The simulations used in Lab Books are all based on a simple core program that stores location information for each displayed particle and updates that location for each unit of time (called a time slice).
As each particle
moves, two random numbers are drawn: one is used to update the x-axis
position, the other to update the y-axis position. The random numbers
themselves are produced from an algorithm that calculates its output according
to a bell-shaped (Gaussian) curve. The peak probability of this Gaussian
distribution is set at zero, with decreasing probability of seeing either
a positive or negative value further and further from zero. For the
simulations used here, the Gaussian distribution for single particles and
water molecules has a standard deviation (SD) of 5 units, while the Gaussian
distribution for the movement of larger ion/water assemblies is much more
tightly clustered around the mean, having an SD of 2 units. As with all
Gaussian distributions, +/- 1 SD accounts for about two-thirds of all the
values; +/- 3 SD includes 99% of all possible values.
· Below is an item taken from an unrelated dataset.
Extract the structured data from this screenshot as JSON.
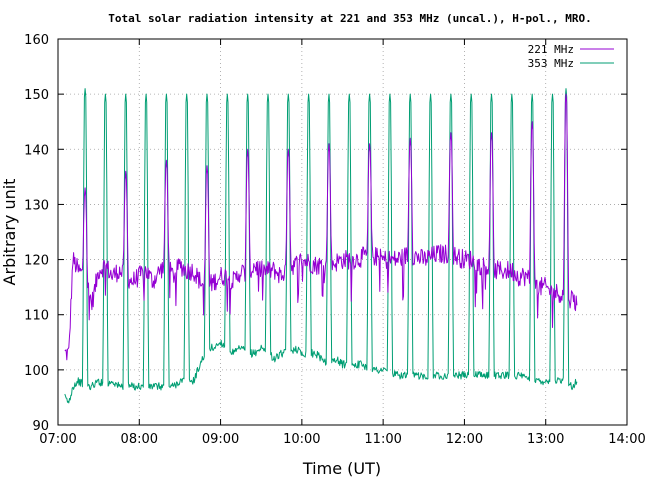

This random walk scheme approximates Brownian (diffusion) movement actually observed in a solution. Each molecule in a real solution, however, is vibrating and continuously colliding and interacting with its neighbors, but these events occur on a time scale faster than we can observe and simulate. During a period equivalent to our time slice, the "net" movement simulated is the average of a large number of such collisions and interactions. The average of a large number of such random events is well described by the bell-shaped Gaussian curve used for our calculations. Also, solute molecules in solution are transiently associated with water molecules, but these associations change more rapidly than we can simulate. Thus, we illustrate solvated solute assemblies in our osmosis simulations as if they contained the same water molecules all the time. Clearly, they don't but our approximation is not unreasonable.
Before the position of each particle is updated, a few checks are done. If the new position would lie beyond the borders of the box, then the particle "bounces". If the new position is on the other side of a membrane barrier, then a new random number is drawn to see if the particle can cross the membrane. These probabilities are determined by a formula (called the constant field equation) that relates permeation through a membrane to its voltage and intrinsic permeability. Using this approach, our membrane transport simulations reproduce well the actual movement of ions and other molecules across a real membrane. An ion or other solute that fails to permeate "bounces" off the membrane just as it did off the wall.
In the various Nernst simulations the only effect of voltage is in determining the membrane-crossing probability; voltage exerts no influence on the movement of individual particles in the free solution. Likewise, in the osmosis simulations the membrane is freely permeable to water molecules but not to the larger complexes of water and solute. Otherwise, the only force "driving" the various movements are the Gaussian random numbers in the x and y directions.
The programs themselves are written in the language Java. They make use of the concept of "object-oriented" programming by making each element in the simulation responsible for its own properties. Thus, each particle knows how to draw itself, stores its position and charge, and updates its position based on the constraints placed on its motion.